Oefenvragen Toelatingsexamen Premaster Geneeskunde
Introductie
Dit document is gebaseerd op de hoofdstukken 1-9, 16 en 34-36 uit Guyton & Hall: Textbook of Medi-
cal Physiology (14e editie). Het gaat over de volgende onderwerpen (met de bijbehorende hoofdstukken
uit Guyton):
1. Introductie Fysiologie en Celbiologie: 1, 2 en 3*
2. Membraanfysiologie en Actiepotentialen: 4 en 5
3. Spiercontractie: 6, 7 en 8
4. Het Hart en de Microcirculatie: 9 en 16
5. Immuniteit en Bloedgroepen: 34, 35 en 36
De vragen zijn dus met name van toepassing op het toelatingsexamen van de RUG. Ze zijn gemaakt
om zo veel mogelijk op de vragen uit het toelatingsexamen te lijken.
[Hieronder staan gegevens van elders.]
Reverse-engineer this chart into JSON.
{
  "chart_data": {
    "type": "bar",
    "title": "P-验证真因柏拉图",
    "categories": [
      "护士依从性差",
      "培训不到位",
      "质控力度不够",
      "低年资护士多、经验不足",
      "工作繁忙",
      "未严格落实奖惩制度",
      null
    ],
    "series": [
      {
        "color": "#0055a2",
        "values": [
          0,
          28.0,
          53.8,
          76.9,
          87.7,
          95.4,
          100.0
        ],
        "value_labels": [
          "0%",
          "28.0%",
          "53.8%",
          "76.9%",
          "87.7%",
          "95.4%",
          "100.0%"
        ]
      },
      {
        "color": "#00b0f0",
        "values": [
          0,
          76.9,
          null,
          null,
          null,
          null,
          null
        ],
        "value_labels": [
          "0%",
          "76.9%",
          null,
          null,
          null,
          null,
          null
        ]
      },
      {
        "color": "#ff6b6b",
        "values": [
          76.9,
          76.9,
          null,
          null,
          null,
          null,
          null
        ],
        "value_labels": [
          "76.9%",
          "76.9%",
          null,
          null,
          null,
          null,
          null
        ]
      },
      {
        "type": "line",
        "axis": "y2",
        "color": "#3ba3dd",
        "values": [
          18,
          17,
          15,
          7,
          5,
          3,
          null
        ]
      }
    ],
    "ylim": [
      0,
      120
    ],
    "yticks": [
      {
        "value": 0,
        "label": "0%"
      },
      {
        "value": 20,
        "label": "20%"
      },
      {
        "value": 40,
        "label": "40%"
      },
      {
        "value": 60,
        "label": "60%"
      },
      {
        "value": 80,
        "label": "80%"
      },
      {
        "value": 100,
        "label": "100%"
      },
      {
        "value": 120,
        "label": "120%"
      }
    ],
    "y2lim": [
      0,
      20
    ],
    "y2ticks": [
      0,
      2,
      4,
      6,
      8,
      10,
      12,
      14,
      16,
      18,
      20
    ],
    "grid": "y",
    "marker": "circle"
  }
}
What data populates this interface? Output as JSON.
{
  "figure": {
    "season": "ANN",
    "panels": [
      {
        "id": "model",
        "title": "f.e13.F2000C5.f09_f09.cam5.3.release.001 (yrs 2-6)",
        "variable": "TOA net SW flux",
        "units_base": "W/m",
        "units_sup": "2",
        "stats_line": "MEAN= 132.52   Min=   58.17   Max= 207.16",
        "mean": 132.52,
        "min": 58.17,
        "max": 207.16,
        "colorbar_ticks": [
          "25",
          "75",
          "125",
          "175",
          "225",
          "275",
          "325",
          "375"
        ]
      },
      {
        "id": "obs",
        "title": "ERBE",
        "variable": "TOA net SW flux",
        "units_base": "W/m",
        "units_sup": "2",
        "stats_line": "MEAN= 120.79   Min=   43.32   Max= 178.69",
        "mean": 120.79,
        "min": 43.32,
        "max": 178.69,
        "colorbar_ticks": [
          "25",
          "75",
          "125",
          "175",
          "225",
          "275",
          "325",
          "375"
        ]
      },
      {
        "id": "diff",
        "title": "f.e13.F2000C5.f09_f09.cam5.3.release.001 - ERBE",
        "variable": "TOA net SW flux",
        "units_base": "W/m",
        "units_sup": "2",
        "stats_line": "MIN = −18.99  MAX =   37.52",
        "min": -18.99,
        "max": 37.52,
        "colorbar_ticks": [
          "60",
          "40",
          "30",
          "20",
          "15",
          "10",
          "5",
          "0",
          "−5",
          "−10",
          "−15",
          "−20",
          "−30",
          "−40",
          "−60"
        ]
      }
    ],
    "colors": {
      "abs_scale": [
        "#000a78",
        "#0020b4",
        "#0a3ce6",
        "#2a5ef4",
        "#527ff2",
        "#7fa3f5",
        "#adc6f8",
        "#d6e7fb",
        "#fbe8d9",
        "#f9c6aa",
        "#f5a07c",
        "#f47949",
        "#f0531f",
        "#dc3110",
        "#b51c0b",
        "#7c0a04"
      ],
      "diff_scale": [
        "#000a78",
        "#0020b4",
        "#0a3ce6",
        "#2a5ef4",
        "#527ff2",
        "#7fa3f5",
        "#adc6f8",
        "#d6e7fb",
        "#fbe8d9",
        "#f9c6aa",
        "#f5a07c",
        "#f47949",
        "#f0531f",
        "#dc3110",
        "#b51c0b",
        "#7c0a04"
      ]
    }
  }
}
De antwoorden staan in de tweede
helft van het document, soms met een toelichting. Bij elk antwoord staat ook het paginanummer van
de betreffende bladzijde in Guyton waar het antwoord te vinden is. In totaal zijn er 163 oefenvragen
(146 zonder hoofdstuk 3).
*Hoofdstuk 3 is geen leerstof meer voor het toelatingsexamen, deze vragen zijn grijsgekleurd.
Oefenvragen
1 Introductie Fysiologie en Celbiologie
1. Hoeveel procent van de vloeistof in het menselijk lichaam bevindt zich in de cellen?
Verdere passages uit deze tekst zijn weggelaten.